It’s doubtful whether the policeman who beat up lawmaker Ofer Cassif knew who he was hitting. Maybe he knew he was striking a Knesset member, maybe he didn’t – that wasn’t the point. It was enough that he was beating up a leftist demonstrator who deserved it. But what the policeman didn’t know was that he was beating a Knesset leftist of a new stripe, one who doesn’t mince words or apologize, one who doesn’t evade the truth or cover it up. He isn’t just a non-Zionist, he’s patently anti-Zionist, without any attempt at concealing this. In reply to an incidental question posed by Haaretz journalist Nir Guntaz, appearing in the paper’s weekend Hebrew edition, Cassif said so explicitly: “I object to the ideology and practice of Zionism…it’s a racist ideology and practice which espouses Jewish supremacy.”
It’s doubtful that such words have ever been uttered in Israel’s legislature, certainly not by a Jewish lawmaker. Seventy three years of statehood have not given rise to a significant Jewish movement (aside from Matzpen in the 1960s and 70s) rebelling against Zionism or at least casting doubt on the justness of its cause. Several important Jewish figures were anti-Zionist, but not in our parts. That is forbidden here. Cassif made a small crack in this consensus, but his fate is sealed. He’ll become an esoteric item, an oddity, a clown – the fate of any opponent when the regime, aided by the media, is done with him. If he’s lucky, he’ll become an enemy, a loathed traitor. His predecessors, such as Prof. Israel Shahak or attorney Felicia Langer, met a similar fate.
I still remember how the Israeli media treated Shahak as an eccentric. He was renowned around the world, but here his mental stability was questioned. Israel is unwilling to tolerate regime opponents, and the media is totally and submissively at the regime’s service.
Israel is open to criticism, but not when it comes to the foundations on which it was built. Its confidence in the justice of its path, horrifyingly shaky, does not allow it to open up to elementary questions regarding the circumstances of its establishment and the regime prevailing here since then. The remains of hundreds of Palestinian villages destroyed by Israel were covered by Jewish National Fund forests, with core questions treated with scorn and the demonization of those daring to raise them.
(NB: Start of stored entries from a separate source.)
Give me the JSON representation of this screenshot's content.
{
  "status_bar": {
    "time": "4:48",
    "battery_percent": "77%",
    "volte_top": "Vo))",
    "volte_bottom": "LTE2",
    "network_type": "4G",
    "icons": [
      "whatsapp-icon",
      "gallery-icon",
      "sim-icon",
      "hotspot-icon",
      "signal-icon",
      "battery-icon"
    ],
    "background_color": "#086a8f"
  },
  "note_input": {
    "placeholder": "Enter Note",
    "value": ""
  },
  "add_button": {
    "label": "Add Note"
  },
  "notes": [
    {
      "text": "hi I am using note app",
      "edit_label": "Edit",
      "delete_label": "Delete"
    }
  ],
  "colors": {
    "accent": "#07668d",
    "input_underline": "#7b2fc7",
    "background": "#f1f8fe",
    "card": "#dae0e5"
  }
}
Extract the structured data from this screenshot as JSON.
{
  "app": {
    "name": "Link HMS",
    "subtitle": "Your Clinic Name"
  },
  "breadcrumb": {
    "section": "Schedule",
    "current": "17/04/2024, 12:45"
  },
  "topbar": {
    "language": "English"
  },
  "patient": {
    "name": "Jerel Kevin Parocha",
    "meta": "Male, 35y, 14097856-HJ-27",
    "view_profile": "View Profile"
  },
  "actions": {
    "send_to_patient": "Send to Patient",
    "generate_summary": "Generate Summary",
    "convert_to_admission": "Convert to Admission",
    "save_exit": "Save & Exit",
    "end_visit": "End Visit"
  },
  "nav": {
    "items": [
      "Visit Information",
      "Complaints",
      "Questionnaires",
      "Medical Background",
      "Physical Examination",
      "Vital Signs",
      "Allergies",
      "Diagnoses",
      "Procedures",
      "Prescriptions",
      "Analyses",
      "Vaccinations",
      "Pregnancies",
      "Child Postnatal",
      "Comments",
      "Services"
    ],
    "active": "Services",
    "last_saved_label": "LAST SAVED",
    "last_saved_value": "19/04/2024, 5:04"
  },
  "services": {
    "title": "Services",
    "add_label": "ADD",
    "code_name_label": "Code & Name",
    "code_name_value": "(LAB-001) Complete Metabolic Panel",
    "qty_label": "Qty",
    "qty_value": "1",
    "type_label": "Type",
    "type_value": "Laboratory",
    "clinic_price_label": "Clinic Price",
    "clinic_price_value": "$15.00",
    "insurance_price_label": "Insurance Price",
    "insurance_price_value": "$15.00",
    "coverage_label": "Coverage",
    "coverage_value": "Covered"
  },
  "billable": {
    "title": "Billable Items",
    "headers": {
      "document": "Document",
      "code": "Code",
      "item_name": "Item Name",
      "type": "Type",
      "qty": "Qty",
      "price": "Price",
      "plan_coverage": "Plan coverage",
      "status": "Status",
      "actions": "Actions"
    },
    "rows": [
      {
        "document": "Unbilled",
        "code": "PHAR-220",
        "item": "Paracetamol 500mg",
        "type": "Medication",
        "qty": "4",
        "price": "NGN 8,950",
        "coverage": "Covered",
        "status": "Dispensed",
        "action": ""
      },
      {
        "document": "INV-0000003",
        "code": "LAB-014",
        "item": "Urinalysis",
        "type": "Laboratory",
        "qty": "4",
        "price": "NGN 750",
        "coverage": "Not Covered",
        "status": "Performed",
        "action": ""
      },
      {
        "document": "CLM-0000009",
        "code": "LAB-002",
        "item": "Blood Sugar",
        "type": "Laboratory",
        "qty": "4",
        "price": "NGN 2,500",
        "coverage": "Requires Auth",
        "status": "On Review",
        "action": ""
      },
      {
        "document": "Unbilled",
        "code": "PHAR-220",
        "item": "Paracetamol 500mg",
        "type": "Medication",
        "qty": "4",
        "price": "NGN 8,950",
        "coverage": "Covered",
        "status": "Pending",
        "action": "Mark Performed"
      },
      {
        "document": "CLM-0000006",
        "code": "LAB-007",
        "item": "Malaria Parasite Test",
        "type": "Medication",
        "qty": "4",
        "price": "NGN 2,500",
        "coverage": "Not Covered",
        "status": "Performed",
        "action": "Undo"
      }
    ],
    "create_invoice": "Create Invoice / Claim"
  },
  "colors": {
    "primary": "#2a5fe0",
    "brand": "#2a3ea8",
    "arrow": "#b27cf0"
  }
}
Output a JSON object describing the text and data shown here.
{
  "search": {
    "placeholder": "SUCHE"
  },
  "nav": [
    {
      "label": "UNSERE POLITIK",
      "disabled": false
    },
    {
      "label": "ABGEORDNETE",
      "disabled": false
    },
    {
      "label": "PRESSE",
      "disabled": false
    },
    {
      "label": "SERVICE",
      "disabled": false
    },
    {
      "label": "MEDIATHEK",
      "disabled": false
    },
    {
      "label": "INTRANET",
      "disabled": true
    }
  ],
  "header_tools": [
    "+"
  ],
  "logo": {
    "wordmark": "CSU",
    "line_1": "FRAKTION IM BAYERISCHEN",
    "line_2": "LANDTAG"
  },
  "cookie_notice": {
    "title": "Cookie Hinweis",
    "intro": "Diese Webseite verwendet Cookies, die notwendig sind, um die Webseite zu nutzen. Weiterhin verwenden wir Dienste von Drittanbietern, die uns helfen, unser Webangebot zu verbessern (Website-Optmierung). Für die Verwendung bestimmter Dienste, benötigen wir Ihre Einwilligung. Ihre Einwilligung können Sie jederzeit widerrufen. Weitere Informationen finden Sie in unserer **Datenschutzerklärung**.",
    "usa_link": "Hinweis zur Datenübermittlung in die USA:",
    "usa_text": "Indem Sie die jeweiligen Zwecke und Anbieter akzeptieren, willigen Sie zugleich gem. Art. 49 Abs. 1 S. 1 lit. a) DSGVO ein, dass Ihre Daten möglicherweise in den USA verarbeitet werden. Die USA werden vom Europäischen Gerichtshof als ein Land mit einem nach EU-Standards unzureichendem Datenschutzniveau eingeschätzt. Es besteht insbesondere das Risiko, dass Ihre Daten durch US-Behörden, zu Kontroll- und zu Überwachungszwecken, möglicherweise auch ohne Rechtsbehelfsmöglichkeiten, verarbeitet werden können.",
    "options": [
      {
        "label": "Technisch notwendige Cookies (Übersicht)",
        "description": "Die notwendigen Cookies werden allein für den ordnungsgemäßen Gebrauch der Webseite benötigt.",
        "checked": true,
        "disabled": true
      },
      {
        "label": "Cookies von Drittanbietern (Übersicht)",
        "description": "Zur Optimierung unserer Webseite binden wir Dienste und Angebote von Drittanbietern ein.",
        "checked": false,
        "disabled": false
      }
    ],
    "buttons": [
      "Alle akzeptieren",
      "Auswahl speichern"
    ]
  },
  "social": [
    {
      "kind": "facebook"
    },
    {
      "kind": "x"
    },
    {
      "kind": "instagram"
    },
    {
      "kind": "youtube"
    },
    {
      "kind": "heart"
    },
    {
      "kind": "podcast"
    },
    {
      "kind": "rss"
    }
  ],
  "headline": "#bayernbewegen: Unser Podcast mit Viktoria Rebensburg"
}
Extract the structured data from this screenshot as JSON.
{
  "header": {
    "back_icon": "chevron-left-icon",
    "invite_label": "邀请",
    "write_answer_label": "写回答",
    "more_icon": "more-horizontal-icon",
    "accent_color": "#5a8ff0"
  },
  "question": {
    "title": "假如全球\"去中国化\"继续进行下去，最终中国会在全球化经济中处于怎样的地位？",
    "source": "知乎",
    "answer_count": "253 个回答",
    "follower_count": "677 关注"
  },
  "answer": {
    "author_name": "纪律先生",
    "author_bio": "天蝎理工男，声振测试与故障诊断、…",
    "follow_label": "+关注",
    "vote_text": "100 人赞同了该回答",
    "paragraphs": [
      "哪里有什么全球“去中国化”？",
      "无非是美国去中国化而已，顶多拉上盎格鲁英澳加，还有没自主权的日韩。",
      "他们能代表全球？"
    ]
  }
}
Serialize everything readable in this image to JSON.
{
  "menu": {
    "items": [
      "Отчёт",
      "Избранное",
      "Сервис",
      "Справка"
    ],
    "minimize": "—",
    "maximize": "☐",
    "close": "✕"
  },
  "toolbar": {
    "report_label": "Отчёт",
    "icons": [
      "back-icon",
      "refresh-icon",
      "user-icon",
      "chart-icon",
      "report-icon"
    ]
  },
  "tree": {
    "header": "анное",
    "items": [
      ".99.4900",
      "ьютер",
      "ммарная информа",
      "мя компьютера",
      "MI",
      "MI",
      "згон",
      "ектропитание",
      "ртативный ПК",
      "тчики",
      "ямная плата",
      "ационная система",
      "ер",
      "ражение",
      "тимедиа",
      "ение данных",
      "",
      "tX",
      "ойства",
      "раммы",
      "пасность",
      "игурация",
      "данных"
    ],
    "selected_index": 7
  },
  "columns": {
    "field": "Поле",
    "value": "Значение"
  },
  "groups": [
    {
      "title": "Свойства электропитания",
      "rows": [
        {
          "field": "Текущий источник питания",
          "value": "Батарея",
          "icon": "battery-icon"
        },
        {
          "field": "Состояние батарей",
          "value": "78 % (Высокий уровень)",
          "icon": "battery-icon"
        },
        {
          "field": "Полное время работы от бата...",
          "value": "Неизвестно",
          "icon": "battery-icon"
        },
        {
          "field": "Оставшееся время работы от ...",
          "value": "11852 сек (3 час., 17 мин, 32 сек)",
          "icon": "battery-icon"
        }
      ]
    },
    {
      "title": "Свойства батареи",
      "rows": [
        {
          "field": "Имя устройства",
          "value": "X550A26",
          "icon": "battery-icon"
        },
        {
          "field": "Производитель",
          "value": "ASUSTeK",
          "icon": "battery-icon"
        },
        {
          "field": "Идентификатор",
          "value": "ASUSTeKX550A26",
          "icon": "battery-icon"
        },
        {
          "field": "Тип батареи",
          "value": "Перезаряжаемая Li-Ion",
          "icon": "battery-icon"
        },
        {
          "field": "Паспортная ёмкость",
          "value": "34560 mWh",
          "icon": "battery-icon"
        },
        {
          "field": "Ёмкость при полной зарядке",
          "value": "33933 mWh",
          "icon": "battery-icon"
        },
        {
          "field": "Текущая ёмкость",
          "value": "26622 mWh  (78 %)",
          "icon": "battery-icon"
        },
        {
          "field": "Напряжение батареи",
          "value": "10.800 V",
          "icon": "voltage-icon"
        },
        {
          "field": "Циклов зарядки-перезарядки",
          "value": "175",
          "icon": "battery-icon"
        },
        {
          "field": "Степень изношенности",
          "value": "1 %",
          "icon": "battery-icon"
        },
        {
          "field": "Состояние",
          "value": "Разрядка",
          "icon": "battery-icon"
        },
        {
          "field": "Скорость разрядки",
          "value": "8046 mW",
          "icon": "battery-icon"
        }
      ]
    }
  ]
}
In Israel one is allowed to be a hilltop thug, a member of a neo-Nazi party or even a Jewish terrorist, just not an anti-Zionist. That’s beyond the pale. There hasn’t been such a domineering ideology since the death of communism. Nevertheless, the self-definition of MK Cassif should reverberate: He’s an anti-Zionist member of Knesset, one who sees Zionism as a racist movement. He doesn’t want Jewish supremacy. He doesn’t want Arab supremacy either. He’s not some crazed ultra-Orthodox anti-Zionist Jew or a treasonous Arab from the al-Ard Israeli Arab political movement, he’s a Jewish-Israeli lawmaker. Just before they label him as “nuts” or a traitor, one may stop and ask: Are we all in agreement that some questions may never be raised? That only Zionism is permitted here? Are we so certain that it’s not a racist movement? Based on what, actually?
The right wing has no problem. It admits to the existence of Jewish supremacy in the Land of Israel and believes there is nothing more just. The left wing has a harder time – it wants to have it both ways. That’s why it squirms, denies and represses, based on its more alert conscience and stronger feelings of guilt. In its heart of hearts, the left knows that the basis of Zionism includes support for Jewish supremacy, which makes it racist by definition, but if prefers to deny, repress and live with a lie. It doesn’t have the courage and the insolence of the right to admit that this is so, but that we deserve it. It also doesn’t have Cassif’s courage and integrity, which should lead it to declare: If that’s the case, we’re against it, as every true democrat must say.
In his torn shirt and broken glasses, Cassif, beaten by a policeman and the regime, has posed a complicated challenge. That’s why he’s an important person. Israel will treat him the way it knows how. People will say: Go live in Gaza, why do you live here anyway? To the Israel that poses that question, one must reply: It’s permitted to live here and question whether we’re living under a just regime, instead of just obsessively dealing with Benjamin Netanyahu. It’s time we listened to Cassif and a handful of others like him, and contend with their arguments. Is it really possible to reconcile between Jewish and democratic, between Zionism and equality and between Israel and justice? How, exactly?